README
KEY example
1 Brief
The main function of this code is to control the red LED through the on-board keys KEY0 and WKUP.
2 Hardware Hookup
The hardware resources used in this experiment are:
- LED - PA8
- KEY - WKUP(PA0)
- KEY - KEY0(PC13)
The schematic diagram is as follows:
As shown in the figure above, KEY0 and WKUP are respectively connected to PC13 and PA0 of the MCU. It should be noted here that WKUP and KEY0 are both "high" active, and there is no external pull-down resistor, so you need to set the pull-down inside the STM32H503 to determine the setting of the idle level state.
The position of KEY in the Mini board is shown in the following figure:
3 STM32CubeIDE Configuration
Here we will explain how to configure KEY experiments in the STM32CubeIDE. First of all, we make a copy of the experiment in the previous chapter, as shown in the figure below:
Then click on the blank space on the right, paste the project, and name the project 02_KEY, as shown below:
We can see that a new project file will appear on the right, but its.ioc file name is inconsistent with the project file name, so double-clicking the.ioc file cannot be opened normally, we need to rename the .ioc file:
In this way, we can get a new project 02_KEY, which inherits all the configurations of the previous chapter, on this basis, add functions related to the KEY, so as to avoid repeating the configuration of the LED part and the system clock part, which can greatly improve the efficiency.

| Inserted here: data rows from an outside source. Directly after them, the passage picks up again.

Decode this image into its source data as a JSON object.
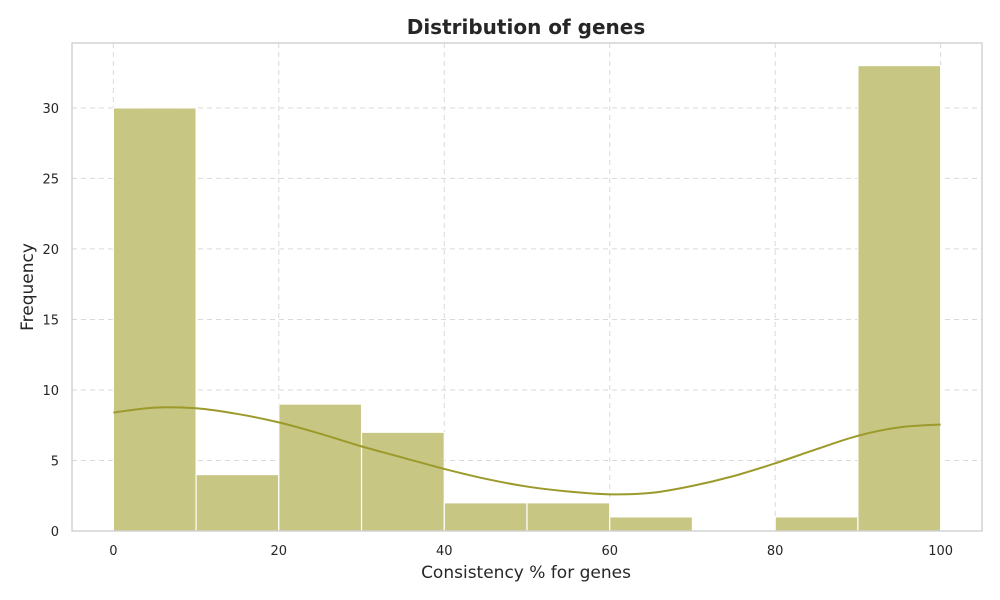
{
  "chart_data": {
    "type": "bar",
    "subtype": "histogram",
    "title": "Distribution of genes",
    "xlabel": "Consistency % for genes",
    "ylabel": "Frequency",
    "bin_edges": [
      0,
      10,
      20,
      30,
      40,
      50,
      60,
      70,
      80,
      90,
      100
    ],
    "values": [
      30,
      4,
      9,
      7,
      2,
      2,
      1,
      0,
      1,
      33
    ],
    "xlim": [
      -5,
      105
    ],
    "ylim": [
      0,
      34.6
    ],
    "xticks": [
      0,
      20,
      40,
      60,
      80,
      100
    ],
    "yticks": [
      0,
      5,
      10,
      15,
      20,
      25,
      30
    ],
    "grid": true,
    "kde": {
      "x": [
        0,
        5,
        10,
        15,
        20,
        25,
        30,
        35,
        40,
        45,
        50,
        55,
        60,
        65,
        70,
        75,
        80,
        85,
        90,
        95,
        100
      ],
      "y": [
        8.4,
        8.75,
        8.7,
        8.3,
        7.7,
        6.9,
        6.0,
        5.2,
        4.4,
        3.7,
        3.15,
        2.8,
        2.6,
        2.7,
        3.2,
        3.9,
        4.8,
        5.8,
        6.75,
        7.35,
        7.55
      ]
    },
    "colors": {
      "bar": "#c7c683",
      "kde": "#9b9a2b"
    }
  }
}
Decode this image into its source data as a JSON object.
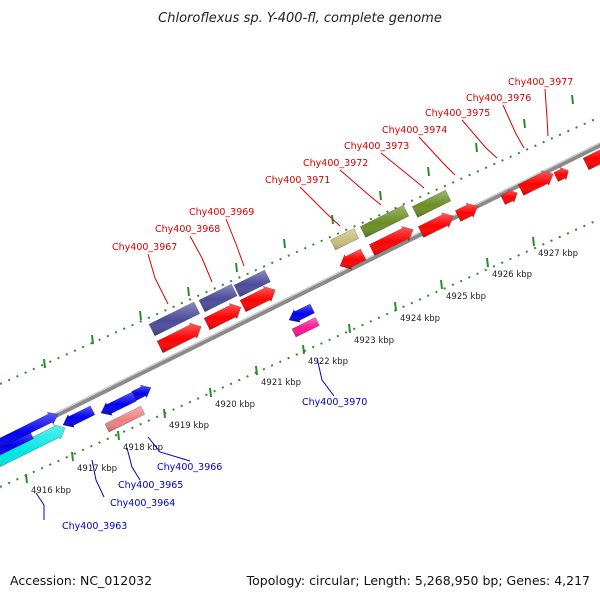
{
  "title": "Chloroflexus sp. Y-400-fl, complete genome",
  "footer": {
    "accession": "Accession: NC_012032",
    "summary": "Topology: circular; Length: 5,268,950 bp; Genes: 4,217"
  },
  "colors": {
    "backbone": "#8a8a8a",
    "tick": "#2e8b2e",
    "label_top": "#dd0000",
    "label_bottom": "#0000cc",
    "red_cds": "#ff0000",
    "blue_cds": "#0000ee",
    "purple": "#4b4b9a",
    "olive": "#6b8e23",
    "khaki": "#c8c07a",
    "cyan": "#00e5e5",
    "salmon": "#f08080",
    "magenta": "#ff1493"
  },
  "scale_ticks": [
    {
      "kbp": 4916,
      "label": "4916 kbp"
    },
    {
      "kbp": 4917,
      "label": "4917 kbp"
    },
    {
      "kbp": 4918,
      "label": "4918 kbp"
    },
    {
      "kbp": 4919,
      "label": "4919 kbp"
    },
    {
      "kbp": 4920,
      "label": "4920 kbp"
    },
    {
      "kbp": 4921,
      "label": "4921 kbp"
    },
    {
      "kbp": 4922,
      "label": "4922 kbp"
    },
    {
      "kbp": 4923,
      "label": "4923 kbp"
    },
    {
      "kbp": 4924,
      "label": "4924 kbp"
    },
    {
      "kbp": 4925,
      "label": "4925 kbp"
    },
    {
      "kbp": 4926,
      "label": "4926 kbp"
    },
    {
      "kbp": 4927,
      "label": "4927 kbp"
    }
  ],
  "gene_labels": [
    {
      "name": "Chy400_3963",
      "strand": "bottom"
    },
    {
      "name": "Chy400_3964",
      "strand": "bottom"
    },
    {
      "name": "Chy400_3965",
      "strand": "bottom"
    },
    {
      "name": "Chy400_3966",
      "strand": "bottom"
    },
    {
      "name": "Chy400_3967",
      "strand": "top"
    },
    {
      "name": "Chy400_3968",
      "strand": "top"
    },
    {
      "name": "Chy400_3969",
      "strand": "top"
    },
    {
      "name": "Chy400_3970",
      "strand": "bottom"
    },
    {
      "name": "Chy400_3971",
      "strand": "top"
    },
    {
      "name": "Chy400_3972",
      "strand": "top"
    },
    {
      "name": "Chy400_3973",
      "strand": "top"
    },
    {
      "name": "Chy400_3974",
      "strand": "top"
    },
    {
      "name": "Chy400_3975",
      "strand": "top"
    },
    {
      "name": "Chy400_3976",
      "strand": "top"
    },
    {
      "name": "Chy400_3977",
      "strand": "top"
    }
  ]
}
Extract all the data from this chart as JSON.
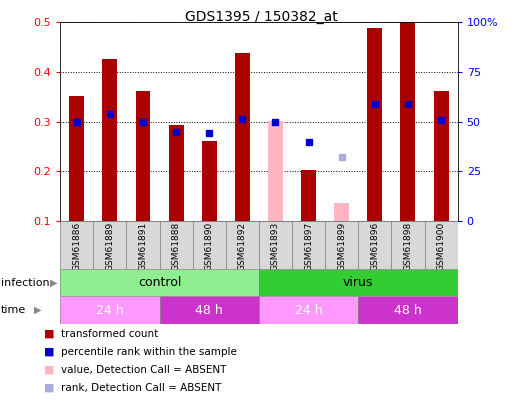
{
  "title": "GDS1395 / 150382_at",
  "samples": [
    "GSM61886",
    "GSM61889",
    "GSM61891",
    "GSM61888",
    "GSM61890",
    "GSM61892",
    "GSM61893",
    "GSM61897",
    "GSM61899",
    "GSM61896",
    "GSM61898",
    "GSM61900"
  ],
  "bar_values": [
    0.352,
    0.425,
    0.362,
    0.293,
    0.26,
    0.438,
    0.302,
    0.202,
    0.135,
    0.488,
    0.5,
    0.362
  ],
  "bar_absent": [
    false,
    false,
    false,
    false,
    false,
    false,
    true,
    false,
    true,
    false,
    false,
    false
  ],
  "rank_values": [
    0.3,
    0.315,
    0.3,
    0.278,
    0.277,
    0.305,
    0.3,
    0.258,
    0.228,
    0.336,
    0.335,
    0.304
  ],
  "rank_absent": [
    false,
    false,
    false,
    false,
    false,
    false,
    false,
    false,
    true,
    false,
    false,
    false
  ],
  "ylim": [
    0.1,
    0.5
  ],
  "y2lim": [
    0,
    100
  ],
  "yticks": [
    0.1,
    0.2,
    0.3,
    0.4,
    0.5
  ],
  "y2ticks": [
    0,
    25,
    50,
    75,
    100
  ],
  "y2tick_labels": [
    "0",
    "25",
    "50",
    "75",
    "100%"
  ],
  "infection_groups": [
    {
      "label": "control",
      "start": 0,
      "end": 6,
      "color": "#90EE90"
    },
    {
      "label": "virus",
      "start": 6,
      "end": 12,
      "color": "#33CC33"
    }
  ],
  "time_groups": [
    {
      "label": "24 h",
      "start": 0,
      "end": 3,
      "color": "#FF99FF"
    },
    {
      "label": "48 h",
      "start": 3,
      "end": 6,
      "color": "#CC33CC"
    },
    {
      "label": "24 h",
      "start": 6,
      "end": 9,
      "color": "#FF99FF"
    },
    {
      "label": "48 h",
      "start": 9,
      "end": 12,
      "color": "#CC33CC"
    }
  ],
  "bar_color": "#AA0000",
  "bar_absent_color": "#FFB6C1",
  "rank_color": "#0000CC",
  "rank_absent_color": "#AAAADD",
  "bar_width": 0.45,
  "rank_marker_size": 5,
  "legend_items": [
    {
      "label": "transformed count",
      "color": "#AA0000"
    },
    {
      "label": "percentile rank within the sample",
      "color": "#0000CC"
    },
    {
      "label": "value, Detection Call = ABSENT",
      "color": "#FFB6C1"
    },
    {
      "label": "rank, Detection Call = ABSENT",
      "color": "#AAAADD"
    }
  ],
  "fig_width": 5.23,
  "fig_height": 4.05,
  "dpi": 100
}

Then we double-click 02_key.ioc to enter the STM32CubeMX tool, and configure PA0 and PC13 at the IO port of the KEY pin to the mode of GPIO_Input.
Next, configure the GPIO working mode, and the result of pin configuration is as shown in the figure below:
Click File > Save, and you will be asked to generate code.Click Yes.
code
Then we add the key driver file key.c/key.h in the BSP folder. We show the code of key.c here.
key.c
uint8_t key_scan(uint8_t mode)
{
static uint8_t key_up = 1; /* Press the button to release the flag */
uint8_t keyval = 0;
if (mode == 1)
{
key_up = 1; /* support for linking */
}
if (key_up && (KEY0 == 1 || WK_UP == 1)) /* The key release flag is 1, and any key is pressed */
{
HAL_Delay(10); /* delay 10ms */
key_up = 0;
if (KEY0 == 1)
{
keyval = KEY0_PRES;
}
if (WK_UP == 1)
{
keyval = WKUP_PRES;
}
}
else if (KEY0 == 0 && WK_UP == 0) /* Without any key pressed, the marker key is released */
{
key_up = 1;
}
return keyval; /* return key value */
}
The function above realizes the key scan and has the function of eliminating the shake of the key.
main.c
Open up main.c, and modify it to look like the following:
int main(void)
{
/* USER CODE BEGIN 1 */
uint8_t key;
/* USER CODE END 1 */
/* MCU Configuration--------------------------------------------------------*/
/* Reset of all peripherals, Initializes the Flash interface and the Systick. */
HAL_Init();
/* USER CODE BEGIN Init */
/* USER CODE END Init */
/* Configure the system clock */
SystemClock_Config();
/* USER CODE BEGIN SysInit */
/* USER CODE END SysInit */
/* Initialize all configured peripherals */
MX_GPIO_Init();
MX_ICACHE_Init();
/* USER CODE BEGIN 2 */
/* USER CODE END 2 */
/* Infinite loop */
/* USER CODE BEGIN WHILE */
while (1)
{
key = key_scan(0); /* scan key */
switch (key)
{
case KEY0_PRES: /* KEY0 is pressed */
{
LED_TOGGLE(); /* LED state is flipped */
break;
}
case WKUP_PRES: /* WKUP is pressed */
{
LED_TOGGLE(); /* LED state is flipped */
break;
}
default:
{
break;
}
HAL_Delay(10); /* delay 10ms */
}
/* USER CODE END WHILE */
/* USER CODE BEGIN 3 */
}
/* USER CODE END 3 */
}
The above code calls the key scan function every 10 milliseconds to scan the status of the key.
4 Running
4.1 Compile & Download
After the compilation is complete, connect the DAP and the Mini Board, and then connect to the computer together to download the code to the Mini Board.
4.2 Phenomenon
Press the reset button to restart the Mini Board, and observe that the LED on the Mini Board is off. At this time, press the WKUP or KEY0 button, you can see the status of the LED flip.